The neighbors are trying to get reopened part of what is now treated as a private road that leads to the Big Wood River and national forest land seven miles north of town.

They claim as invalid a 1996 agreement made between Blaine County and Seattle resident Frank Everett allowing him to close the last 200 yards of Barlow road.

Everett owns a vacation home in the Barlow subdivision. Though the road may belong to the county, a subdivision plat in the mid 1950s shows it as part of what is now Everett’s land.

In a three-page statement, neighbors concerned about the closed Barlow Road say they also want to stop Everett from landing his helicopter in his backyard, which frightens neighbors, and is not safe, the neighbors claim.

Everett didn’t return a reporter’s telephone message left Friday with his housekeeper. The housekeeper said his employer was probably in Seattle but might fly his helicopter to the Wood River Valley at any moment for a visit.

Prompted by complaints, the Blaine County commissioners are scheduled to consider during a meeting tomorrow changing county code to prevent aircraft from landing in residential areas, something that is apparently legal now.

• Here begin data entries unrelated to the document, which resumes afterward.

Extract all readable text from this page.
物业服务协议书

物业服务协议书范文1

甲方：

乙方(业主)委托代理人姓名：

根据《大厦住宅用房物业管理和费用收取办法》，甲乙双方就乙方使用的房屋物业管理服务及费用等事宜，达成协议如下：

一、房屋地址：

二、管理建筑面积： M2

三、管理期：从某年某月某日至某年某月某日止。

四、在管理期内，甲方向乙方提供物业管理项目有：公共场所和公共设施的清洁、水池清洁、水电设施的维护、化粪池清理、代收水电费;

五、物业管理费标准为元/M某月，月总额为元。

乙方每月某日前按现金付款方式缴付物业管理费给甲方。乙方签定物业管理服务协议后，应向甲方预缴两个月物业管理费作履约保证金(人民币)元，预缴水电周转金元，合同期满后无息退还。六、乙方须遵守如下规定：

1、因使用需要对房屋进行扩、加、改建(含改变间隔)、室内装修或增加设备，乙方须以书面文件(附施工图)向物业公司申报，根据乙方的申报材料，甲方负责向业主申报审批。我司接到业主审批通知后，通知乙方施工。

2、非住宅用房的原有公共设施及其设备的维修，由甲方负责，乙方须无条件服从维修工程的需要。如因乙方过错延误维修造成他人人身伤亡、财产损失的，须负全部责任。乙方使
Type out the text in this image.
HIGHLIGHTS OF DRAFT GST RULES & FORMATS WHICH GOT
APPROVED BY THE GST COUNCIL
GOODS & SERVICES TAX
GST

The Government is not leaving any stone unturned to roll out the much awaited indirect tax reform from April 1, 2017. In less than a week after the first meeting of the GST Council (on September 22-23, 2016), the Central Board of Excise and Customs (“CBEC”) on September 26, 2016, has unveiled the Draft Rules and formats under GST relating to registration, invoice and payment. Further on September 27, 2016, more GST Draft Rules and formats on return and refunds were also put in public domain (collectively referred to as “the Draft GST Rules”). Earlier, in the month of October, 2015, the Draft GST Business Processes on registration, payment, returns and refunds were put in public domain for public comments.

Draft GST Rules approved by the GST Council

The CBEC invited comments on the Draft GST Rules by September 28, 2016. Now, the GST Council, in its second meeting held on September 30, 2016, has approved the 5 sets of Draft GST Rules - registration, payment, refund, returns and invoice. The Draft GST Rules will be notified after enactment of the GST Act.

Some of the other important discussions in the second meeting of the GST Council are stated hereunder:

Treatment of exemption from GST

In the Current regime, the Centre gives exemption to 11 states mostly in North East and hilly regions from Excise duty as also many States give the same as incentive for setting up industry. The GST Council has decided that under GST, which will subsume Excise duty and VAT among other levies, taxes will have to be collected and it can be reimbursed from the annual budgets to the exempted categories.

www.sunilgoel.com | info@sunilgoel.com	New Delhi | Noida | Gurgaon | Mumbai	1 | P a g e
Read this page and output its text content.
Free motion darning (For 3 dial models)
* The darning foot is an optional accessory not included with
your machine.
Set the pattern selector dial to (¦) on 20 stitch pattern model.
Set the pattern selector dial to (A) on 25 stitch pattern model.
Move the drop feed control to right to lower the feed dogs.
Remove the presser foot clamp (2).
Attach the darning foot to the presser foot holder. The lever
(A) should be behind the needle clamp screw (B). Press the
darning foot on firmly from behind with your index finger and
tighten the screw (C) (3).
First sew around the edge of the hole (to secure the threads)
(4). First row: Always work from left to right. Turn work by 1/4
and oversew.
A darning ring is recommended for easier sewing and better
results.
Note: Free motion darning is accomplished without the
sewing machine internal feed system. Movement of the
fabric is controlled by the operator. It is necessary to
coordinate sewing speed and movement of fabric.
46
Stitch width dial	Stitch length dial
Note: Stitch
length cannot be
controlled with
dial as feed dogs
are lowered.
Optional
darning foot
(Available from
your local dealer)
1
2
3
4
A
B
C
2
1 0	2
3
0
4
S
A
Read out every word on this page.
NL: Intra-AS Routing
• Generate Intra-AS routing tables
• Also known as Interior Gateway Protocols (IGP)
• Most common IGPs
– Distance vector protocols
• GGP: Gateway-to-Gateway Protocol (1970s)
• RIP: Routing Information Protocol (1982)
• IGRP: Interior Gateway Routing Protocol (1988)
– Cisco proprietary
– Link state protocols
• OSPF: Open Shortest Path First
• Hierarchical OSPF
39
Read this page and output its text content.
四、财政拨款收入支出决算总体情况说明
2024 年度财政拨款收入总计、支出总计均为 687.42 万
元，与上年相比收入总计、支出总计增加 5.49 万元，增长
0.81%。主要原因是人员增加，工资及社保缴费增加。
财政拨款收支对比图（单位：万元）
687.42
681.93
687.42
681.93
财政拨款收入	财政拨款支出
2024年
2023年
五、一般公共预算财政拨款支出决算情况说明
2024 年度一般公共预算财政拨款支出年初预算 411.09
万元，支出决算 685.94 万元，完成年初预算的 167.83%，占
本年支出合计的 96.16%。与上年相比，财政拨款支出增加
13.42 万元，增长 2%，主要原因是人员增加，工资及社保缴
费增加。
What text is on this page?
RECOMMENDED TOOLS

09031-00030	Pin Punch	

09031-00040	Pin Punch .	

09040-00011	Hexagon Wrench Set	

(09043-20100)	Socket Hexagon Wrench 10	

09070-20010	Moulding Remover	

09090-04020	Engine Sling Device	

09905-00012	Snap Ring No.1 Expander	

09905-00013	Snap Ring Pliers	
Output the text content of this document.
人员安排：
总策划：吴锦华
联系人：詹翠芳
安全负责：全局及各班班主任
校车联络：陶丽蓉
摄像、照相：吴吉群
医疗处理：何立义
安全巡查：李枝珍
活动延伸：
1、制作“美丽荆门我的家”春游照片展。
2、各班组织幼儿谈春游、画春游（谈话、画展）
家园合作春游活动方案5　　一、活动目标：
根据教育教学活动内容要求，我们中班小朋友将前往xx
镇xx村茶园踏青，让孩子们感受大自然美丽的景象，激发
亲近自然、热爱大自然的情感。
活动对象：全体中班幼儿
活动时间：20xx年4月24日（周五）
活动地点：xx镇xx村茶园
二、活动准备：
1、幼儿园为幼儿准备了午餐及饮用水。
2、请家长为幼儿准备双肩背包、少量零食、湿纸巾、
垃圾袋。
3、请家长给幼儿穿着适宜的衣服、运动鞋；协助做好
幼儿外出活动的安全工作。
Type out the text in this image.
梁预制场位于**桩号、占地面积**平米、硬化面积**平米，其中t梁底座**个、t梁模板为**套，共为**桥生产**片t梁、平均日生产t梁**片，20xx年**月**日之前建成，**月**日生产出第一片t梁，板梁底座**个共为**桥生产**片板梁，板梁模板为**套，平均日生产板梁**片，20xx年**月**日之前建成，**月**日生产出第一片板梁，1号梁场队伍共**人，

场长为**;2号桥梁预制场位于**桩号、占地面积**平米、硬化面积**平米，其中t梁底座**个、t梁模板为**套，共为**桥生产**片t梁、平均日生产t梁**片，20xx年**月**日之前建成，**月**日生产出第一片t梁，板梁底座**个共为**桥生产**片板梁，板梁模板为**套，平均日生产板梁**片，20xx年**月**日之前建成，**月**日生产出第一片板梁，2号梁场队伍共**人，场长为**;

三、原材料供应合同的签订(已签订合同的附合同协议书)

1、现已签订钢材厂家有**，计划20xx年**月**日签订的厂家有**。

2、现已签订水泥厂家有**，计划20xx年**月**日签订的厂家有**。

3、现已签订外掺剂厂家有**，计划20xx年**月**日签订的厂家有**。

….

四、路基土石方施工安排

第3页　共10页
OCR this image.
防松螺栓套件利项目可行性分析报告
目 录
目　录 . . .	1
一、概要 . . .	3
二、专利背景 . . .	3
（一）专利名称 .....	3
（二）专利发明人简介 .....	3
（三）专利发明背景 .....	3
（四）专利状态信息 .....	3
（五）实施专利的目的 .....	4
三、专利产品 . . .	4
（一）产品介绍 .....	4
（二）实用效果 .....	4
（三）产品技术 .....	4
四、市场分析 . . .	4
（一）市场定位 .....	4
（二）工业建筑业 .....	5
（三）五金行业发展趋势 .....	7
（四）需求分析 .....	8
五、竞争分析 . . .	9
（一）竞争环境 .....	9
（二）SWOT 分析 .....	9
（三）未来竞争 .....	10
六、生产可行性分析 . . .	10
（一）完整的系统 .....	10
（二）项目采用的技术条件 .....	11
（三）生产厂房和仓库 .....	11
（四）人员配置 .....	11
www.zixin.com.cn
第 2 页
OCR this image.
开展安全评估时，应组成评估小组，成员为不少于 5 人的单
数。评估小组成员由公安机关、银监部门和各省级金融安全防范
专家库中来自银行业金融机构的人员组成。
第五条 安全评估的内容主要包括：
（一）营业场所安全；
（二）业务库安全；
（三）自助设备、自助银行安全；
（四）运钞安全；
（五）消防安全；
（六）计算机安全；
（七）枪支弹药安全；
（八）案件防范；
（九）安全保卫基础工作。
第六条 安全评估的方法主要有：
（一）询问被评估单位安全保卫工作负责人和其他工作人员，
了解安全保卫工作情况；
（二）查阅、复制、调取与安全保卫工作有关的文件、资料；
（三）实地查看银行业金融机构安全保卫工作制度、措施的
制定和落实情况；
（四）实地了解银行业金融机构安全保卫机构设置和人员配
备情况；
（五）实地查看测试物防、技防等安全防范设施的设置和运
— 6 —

The road access situation has proven more difficult to solve.

In 1996, the county agreed to allow Everett to build a stone and metal gate across Barlow Road. In return, Everett granted the county a four-foot wide public pedestrian access easement around the gate and the right to plow snow to the end of the road during the winter.

Everett, according to the agreement and other county records, owns the road. But Commissioner Len Harlig, in an interview Monday, said the county might never have taken the official action necessary for the road to be sold to Everett.

Further complicating the ownership dilemma is the fact that the road was once a state highway and may still be owned by the state.

The 1996 agreement states that Everett must provide a sign that indicates the public access, but today, the sign does not exist. Without it, pedestrians wanting to reach Forest Service land from Barlow Road have no indication of what is private property and what is public.

Local resident Doug Christensen, during a telephone interview last week, said there is "a great deal of sentiment among people in the area who feel this is not only inappropriate, but illegal."

Christensen and another resident, Mary Jane Conger, have been working together on the issue for several years, Christensen said.

Blaine County Prosecuting Attorney Doug Werth is researching county and state records in an attempt to determine ownership. But it is not yet clear how or when the issue will be resolved.

What’s at stake, Christensen said, is not just the Barlow Road access. Whatever decision is reached about Barlow Road could affect other decisions about access to public land throughout the county, he said.

Conger and Christensen are longtime county residents. In their experiences, new people moving into the area want to block off public access for privacy, they said. But Conger and Christensen also claim that well established ranchers have successfully closed off pubic roads.

As an example, Conger said in a written statement, that sheep rancher John Peavey appropriated three miles of public river frontage road near Carey last summer. Peavey was able to do that, according to Conger, because the county had stopped maintaining the road. Now, Conger states, Peavey plans to sell the property.

In a telephone interview yesterday, Peavey confirmed that last summer he locked a gate that had previously been unlocked. But he said the road leading to the gate and the land around it was private.

"We’ve always let people come and go at will," he added. However, he said, he felt he had to prevent recent destruction of the land caused by a large number of campers who have abused the area by cutting down trees, building too many fire rings and leaving behind refuse.

Peavey said he is forced to sell the land because lenders will no longer invest in ranches like his that rely heavily on public land grazing. He said environmentalists had publicly discredited the ranches to such a degree that lenders no longer trust the ranches’ long-term economic viability.

Now, Peavey said, he is forced to sell the land to support other ranch operations.